Kein Grund für Selbstmord

Doch William Fawkes ist überzeugt, Shaw hätte niemals seine krebskranke Ehefrau Maggie nach Jahrzehnten glücklicher Ehe allein zurückgelassen. Außerdem sind Gründe für einen Selbstmord nicht erkennbar, nicht einmal ein Abschiedsbrief wurde gefunden. Gemeinsam mit seiner früheren Kollegin Emily Baxter nimmt sich William "Wolf" Fawkes des Falles an und entdeckt schließlich, Finlays Tod könne mit jenem spektakulären Drogenfund vor fast 40 Jahren in Verbindung stehen, durch den der damals noch junge Polizeianfänger zum Helden wurde.

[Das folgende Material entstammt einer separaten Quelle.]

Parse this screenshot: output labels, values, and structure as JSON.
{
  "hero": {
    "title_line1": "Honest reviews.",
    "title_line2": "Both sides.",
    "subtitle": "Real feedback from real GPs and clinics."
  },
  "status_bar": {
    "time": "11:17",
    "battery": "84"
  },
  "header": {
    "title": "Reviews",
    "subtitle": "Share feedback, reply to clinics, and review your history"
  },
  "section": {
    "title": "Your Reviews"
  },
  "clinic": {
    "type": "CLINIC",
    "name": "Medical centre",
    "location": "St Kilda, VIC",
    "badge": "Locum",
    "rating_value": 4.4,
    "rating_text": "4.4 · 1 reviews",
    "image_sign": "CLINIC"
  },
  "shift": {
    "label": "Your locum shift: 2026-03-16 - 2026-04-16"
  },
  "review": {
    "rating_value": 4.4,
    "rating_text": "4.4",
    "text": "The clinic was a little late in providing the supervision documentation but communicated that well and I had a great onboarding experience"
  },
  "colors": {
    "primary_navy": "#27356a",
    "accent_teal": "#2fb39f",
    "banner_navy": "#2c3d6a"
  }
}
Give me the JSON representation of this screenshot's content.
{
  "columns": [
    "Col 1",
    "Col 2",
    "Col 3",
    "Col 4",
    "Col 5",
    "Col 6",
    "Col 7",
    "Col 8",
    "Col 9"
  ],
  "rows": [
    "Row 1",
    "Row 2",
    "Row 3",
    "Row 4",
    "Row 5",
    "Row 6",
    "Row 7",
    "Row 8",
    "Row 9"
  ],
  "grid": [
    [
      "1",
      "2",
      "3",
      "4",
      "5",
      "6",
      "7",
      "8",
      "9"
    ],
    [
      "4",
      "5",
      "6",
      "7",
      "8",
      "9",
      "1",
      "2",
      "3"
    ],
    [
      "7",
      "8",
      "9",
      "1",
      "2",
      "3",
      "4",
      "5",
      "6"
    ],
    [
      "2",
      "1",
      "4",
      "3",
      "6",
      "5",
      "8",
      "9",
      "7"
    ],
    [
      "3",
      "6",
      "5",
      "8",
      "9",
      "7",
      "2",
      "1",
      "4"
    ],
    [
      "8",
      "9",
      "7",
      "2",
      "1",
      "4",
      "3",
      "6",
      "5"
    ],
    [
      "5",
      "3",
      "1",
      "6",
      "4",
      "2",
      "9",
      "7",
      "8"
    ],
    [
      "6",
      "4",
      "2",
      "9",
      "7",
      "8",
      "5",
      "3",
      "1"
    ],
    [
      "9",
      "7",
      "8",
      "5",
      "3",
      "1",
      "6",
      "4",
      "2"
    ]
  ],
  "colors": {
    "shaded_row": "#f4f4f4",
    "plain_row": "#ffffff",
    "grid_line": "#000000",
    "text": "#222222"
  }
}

Treffen mit alten Bekannten

Kenner dieser Thrillerreihe treffen in "Wolves" auf alte Bekannte aus den zwei ersten Bänden, deren Vielzahl es Neueinsteigern aber schwer macht, sie alle spontan auseinanderzuhalten oder einander richtig zuzuordnen. Es gehört schon Konzentration dazu, um das Miteinander oder Gegeneinander der Personen deuten zu können. Erst durch kapitelweise eingeschobene Rückblenden wird das Handeln der verschiedenen Charaktere allmählich verständlich und auch das Motiv für den "perfekten Mord" erkennbar.

Trotz aller inhaltlichen und personellen Verbindungen zu den Vorgängerbänden schildert "Wolves - Die Jagd beginnt" eine in sich abgeschlossene, plausibel aufgebaute Handlung, der es dank einer unterhaltsamen Mischung aus Spannung und Action, aus viel Humor, aber ebenso viel Ernsthaftem bis hin zu menschlicher Tragik an nichts fehlt.

Unerwartete Wendungen

Immer wieder schafft es Daniel Cole, uns durch unerwartete Wendungen auf neue Fährten zu locken. Vor allem im Finale des Buches gelingt ihm dies auf besondere Weise: Während andere Thriller üblicherweise mit dem Auffinden des Täters schließen, setzt Cole noch eins drauf und lässt seinen Roman erst mit einem überraschenden, für William "Wolf" Fawkes aber notwendigen Coup des gesamten Ermittler-Teams enden.

Dieser trotz anfangs genannter Kritikpunkte letztlich doch sehr spannende Thriller lebt durch seine klare Sprache, kurze Sätze und viele Dialoge, worin sich Cole als professioneller Drehbuchautor auskennt.

Gespickt mit viel schwarzem Humor und voller Sarkasmus hat der 37-jährige Bestseller-Autor zweifellos seinen ganz eigenen Schreibstil gefunden, der seine lesenswerte Thrillerreihe, die nicht ohne Grund bereits in 34 Ländern erscheint, wirklich zu etwas Besonderem macht.